Portugal needs more than 30,000 new teachers by 2030

Teaching is a career with a future – education minister

As the country approaches yet another academic year riven by conflict between teaching staff and the government, education minister João Costa has suggested teaching “is a profession with a future”.

He was talking in the context that Portugal will need more than 30,000 new teachers by 2030 if the public education system is to continue functioning properly. Many would say it hasn’t functioned properly for years…
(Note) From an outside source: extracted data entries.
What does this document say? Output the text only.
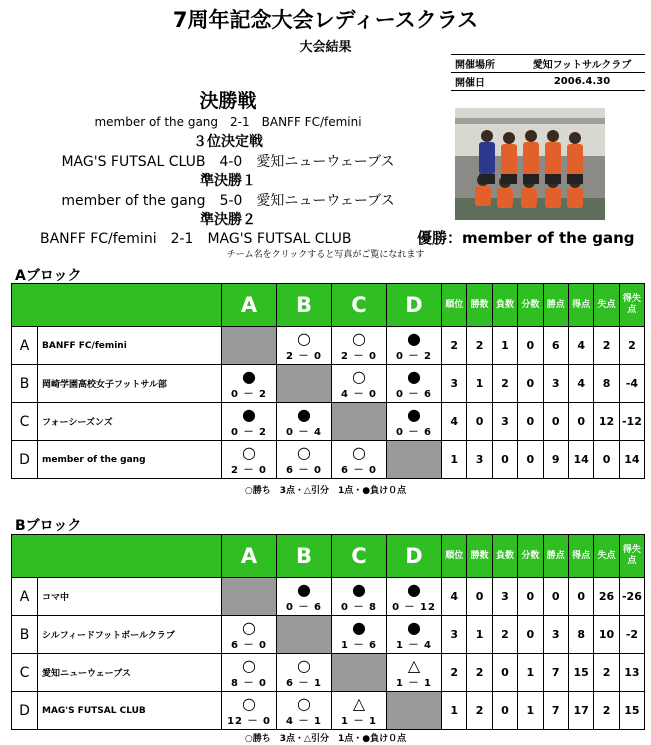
7周年記念大会レディースクラス
大会結果
開催場所	愛知フットサルクラブ
開催日	2006.4.30
決勝戦
member of the gang　2-1　BANFF FC/femini
３位決定戦
MAG'S FUTSAL CLUB　4-0　愛知ニューウェーブス
準決勝１
member of the gang　5-0　愛知ニューウェーブス
準決勝２
BANFF FC/femini　2-1　MAG'S FUTSAL CLUB	優勝：member of the gang
チーム名をクリックすると写真がご覧になれます
Aブロック
		A	B	C	D	順位	勝数	負数	分数	勝点	得点	失点	得失点
A	BANFF FC/femini		○
2 － 0	○
2 － 0	●
0 － 2	2	2	1	0	6	4	2	2
B	岡崎学園高校女子フットサル部	●
0 － 2		○
4 － 0	●
0 － 6	3	1	2	0	3	4	8	-4
C	フォーシーズンズ	●
0 － 2	●
0 － 4		●
0 － 6	4	0	3	0	0	0	12	-12
D	member of the gang	○
2 － 0	○
6 － 0	○
6 － 0		1	3	0	0	9	14	0	14
○勝ち　3点・△引分　1点・●負け０点
Bブロック
		A	B	C	D	順位	勝数	負数	分数	勝点	得点	失点	得失点
A	コマ中		●
0 － 6	●
0 － 8	●
0 － 12	4	0	3	0	0	0	26	-26
B	シルフィードフットボールクラブ	○
6 － 0		●
1 － 6	●
1 － 4	3	1	2	0	3	8	10	-2
C	愛知ニューウェーブス	○
8 － 0	○
6 － 1		△
1 － 1	2	2	0	1	7	15	2	13
D	MAG'S FUTSAL CLUB	○
12 － 0	○
4 － 1	△
1 － 1		1	2	0	1	7	17	2	15
○勝ち　3点・△引分　1点・●負け０点
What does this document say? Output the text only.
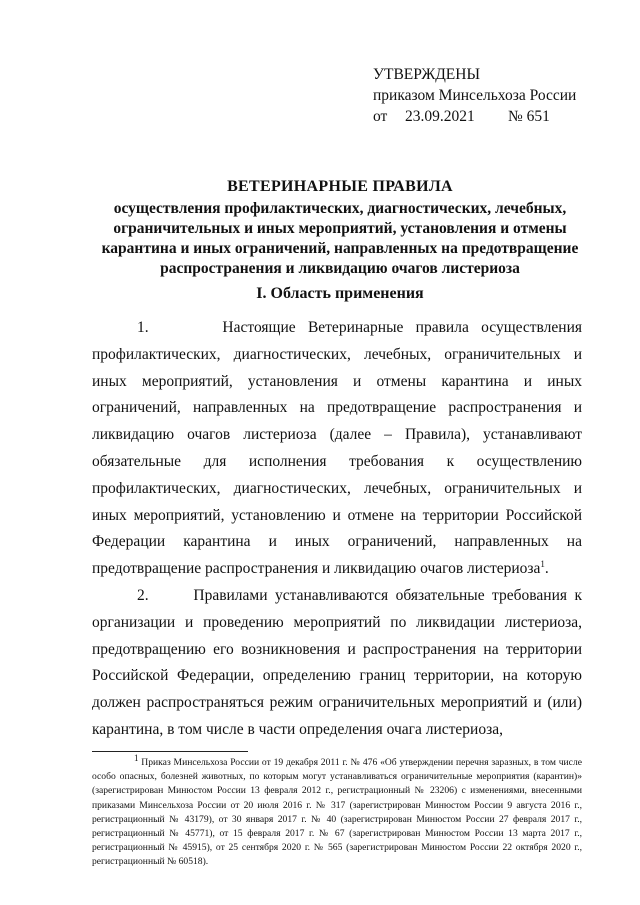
УТВЕРЖДЕНЫ
приказом Минсельхоза России
от 23.09.2021 № 651
ВЕТЕРИНАРНЫЕ ПРАВИЛА
осуществления профилактических, диагностических, лечебных,
ограничительных и иных мероприятий, установления и отмены
карантина и иных ограничений, направленных на предотвращение
распространения и ликвидацию очагов листериоза
I. Область применения

1.      Настоящие Ветеринарные правила осуществления профилактических, диагностических, лечебных, ограничительных и иных мероприятий, установления и отмены карантина и иных ограничений, направленных на предотвращение распространения и ликвидацию очагов листериоза (далее – Правила), устанавливают обязательные для исполнения требования к осуществлению профилактических, диагностических, лечебных, ограничительных и иных мероприятий, установлению и отмене на территории Российской Федерации карантина и иных ограничений, направленных на предотвращение распространения и ликвидацию очагов листериоза$^1$.

2.      Правилами устанавливаются обязательные требования к организации и проведению мероприятий по ликвидации листериоза, предотвращению его возникновения и распространения на территории Российской Федерации, определению границ территории, на которую должен распространяться режим ограничительных мероприятий и (или) карантина, в том числе в части определения очага листериоза,

$^1$ Приказ Минсельхоза России от 19 декабря 2011 г. № 476 «Об утверждении перечня заразных, в том числе особо опасных, болезней животных, по которым могут устанавливаться ограничительные мероприятия (карантин)» (зарегистрирован Минюстом России 13 февраля 2012 г., регистрационный № 23206) с изменениями, внесенными приказами Минсельхоза России от 20 июля 2016 г. № 317 (зарегистрирован Минюстом России 9 августа 2016 г., регистрационный № 43179), от 30 января 2017 г. № 40 (зарегистрирован Минюстом России 27 февраля 2017 г., регистрационный № 45771), от 15 февраля 2017 г. № 67 (зарегистрирован Минюстом России 13 марта 2017 г., регистрационный № 45915), от 25 сентября 2020 г. № 565 (зарегистрирован Минюстом России 22 октября 2020 г., регистрационный № 60518).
“We’re going to need more than 30,000 new teachers by 2030 and, from the very first moment that the secretary of state and I took over this portfolio, we had no hesitation in saying – and this is in the government’s programme – that we have a problem to solve, a problem of teacher shortages,” he said at the 8th International Meeting on Pedagogical Innovation SUPERTABI 2023, in Maia, in the district of Porto.

The teacher shortage is not just a Portuguese problem, he said, but a global one that has various correlations and explanations and is the subject of debate in various international forums.

“There are career issues, there are motivational issues, there are issues of the existence of more jobs in some areas where teaching used to be the main career path. So this is also being discussed on this international stage,” he explained.

The minister of education emphasised the importance of conveying the message to young people that teaching is “a profession with a future”.

For this reason, the government is developing measures to reduce job insecurity, distances and times for career stabilisation and to introduce new pay levels so that young people see teaching as “a career worth investing in”.

He acknowledged, says Lusa, that “as in all professions and sectors, there are reasons for protest and dissatisfaction”.

Mr Costa said that, at the moment, the demand for teaching has increased since the government began to make it “very clear” that the country needs teachers.

“There is a much greater demand for teacher training courses, basic education courses, higher education schools and master’s degrees in teaching; we have more candidates than there have been in the last decade,” he said.

This is why the ministry of education is now working with the ministry of science, technology and higher education to strengthen the training capacity of universities, João Costa concluded.

Teaching unions have not yet reacted to this speech. But they are almost certain to as their struggle all through the last school year was to try and ‘save’ the State education system, which they claim has been mercilessly run down, to the detriment of future generations.

Once reactions come, they will be added to the end of this text.